= Euphémie Daguilh =

Euphémie Daguilh (died in Les Cayes, Haiti, 1834), was a Haitian composer and choreographer, royal mistress of emperor Jean-Jacques Dessalines. She and cared for the wounded during the campaign of 1805. Haitian legal historian Mirlande Manigat refers to her as Euphémie Daguile. She is believed to have been Dessalines' most influential mistress.

==Life==
Daguilh met Dessalines in Les Cayes during his campaign in Southern Haiti, where she nursed him during his sickness. She followed Dessalines during his campaign against Santo Domingo and made her name tending to the wounded soldiers during gunfight. Thomas Madiou has referred to her as a heroine.
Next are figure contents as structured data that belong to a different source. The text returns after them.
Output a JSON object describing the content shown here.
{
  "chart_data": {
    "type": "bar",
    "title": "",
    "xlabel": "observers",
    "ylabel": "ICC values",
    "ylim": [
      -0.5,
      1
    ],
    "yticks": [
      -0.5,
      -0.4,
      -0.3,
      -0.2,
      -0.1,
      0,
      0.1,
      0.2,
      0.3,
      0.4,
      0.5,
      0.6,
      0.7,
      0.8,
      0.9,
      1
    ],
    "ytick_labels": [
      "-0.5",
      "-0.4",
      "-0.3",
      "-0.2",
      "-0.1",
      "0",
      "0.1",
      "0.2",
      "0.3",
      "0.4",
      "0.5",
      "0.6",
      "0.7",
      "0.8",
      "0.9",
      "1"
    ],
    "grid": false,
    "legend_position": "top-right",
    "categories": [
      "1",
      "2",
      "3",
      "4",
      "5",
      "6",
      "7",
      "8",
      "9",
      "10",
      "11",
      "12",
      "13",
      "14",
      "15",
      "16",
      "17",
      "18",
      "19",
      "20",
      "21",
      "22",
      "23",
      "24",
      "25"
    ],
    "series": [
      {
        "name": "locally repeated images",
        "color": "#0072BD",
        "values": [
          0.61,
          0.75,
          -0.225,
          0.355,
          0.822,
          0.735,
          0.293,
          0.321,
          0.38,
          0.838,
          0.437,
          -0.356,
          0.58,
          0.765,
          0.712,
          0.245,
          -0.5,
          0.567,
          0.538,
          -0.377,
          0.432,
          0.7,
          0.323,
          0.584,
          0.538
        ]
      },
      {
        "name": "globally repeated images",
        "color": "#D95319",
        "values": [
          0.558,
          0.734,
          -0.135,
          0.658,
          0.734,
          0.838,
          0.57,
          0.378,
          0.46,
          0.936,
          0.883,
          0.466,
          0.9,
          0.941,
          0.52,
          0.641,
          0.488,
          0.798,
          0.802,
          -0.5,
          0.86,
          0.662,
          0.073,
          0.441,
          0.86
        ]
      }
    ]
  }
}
Euphémie Daguilh composed several songs which became popular in Haiti.

Her relationship with Dessalines was public and a letter paper was printed with the text: "The Friend of Jacques, His Majesty Emperor of Haiti", and she was granted an allowance. Daguilh hosted a salon with the task to spy on the military of Southern Haiti. While Dessalines was still alive, her monthly expenses paid by the state were about 1,000 gourdes. Upon complaints to Dessalines by Balthazar Inginac, Director of state properties for the West of Haiti, her allowance was reduced to 800 piastres.

When Dessalines was deposed, a mob broke into her home with the intent to lynch her, but she managed to calm them by serving them dessert and singing her compositions to them. She later married one of the prominent members of the Haitian military, Lacoude Bellefleur aka Bellefleur Laconde with whom she'd had children before her liaison with Dessalines.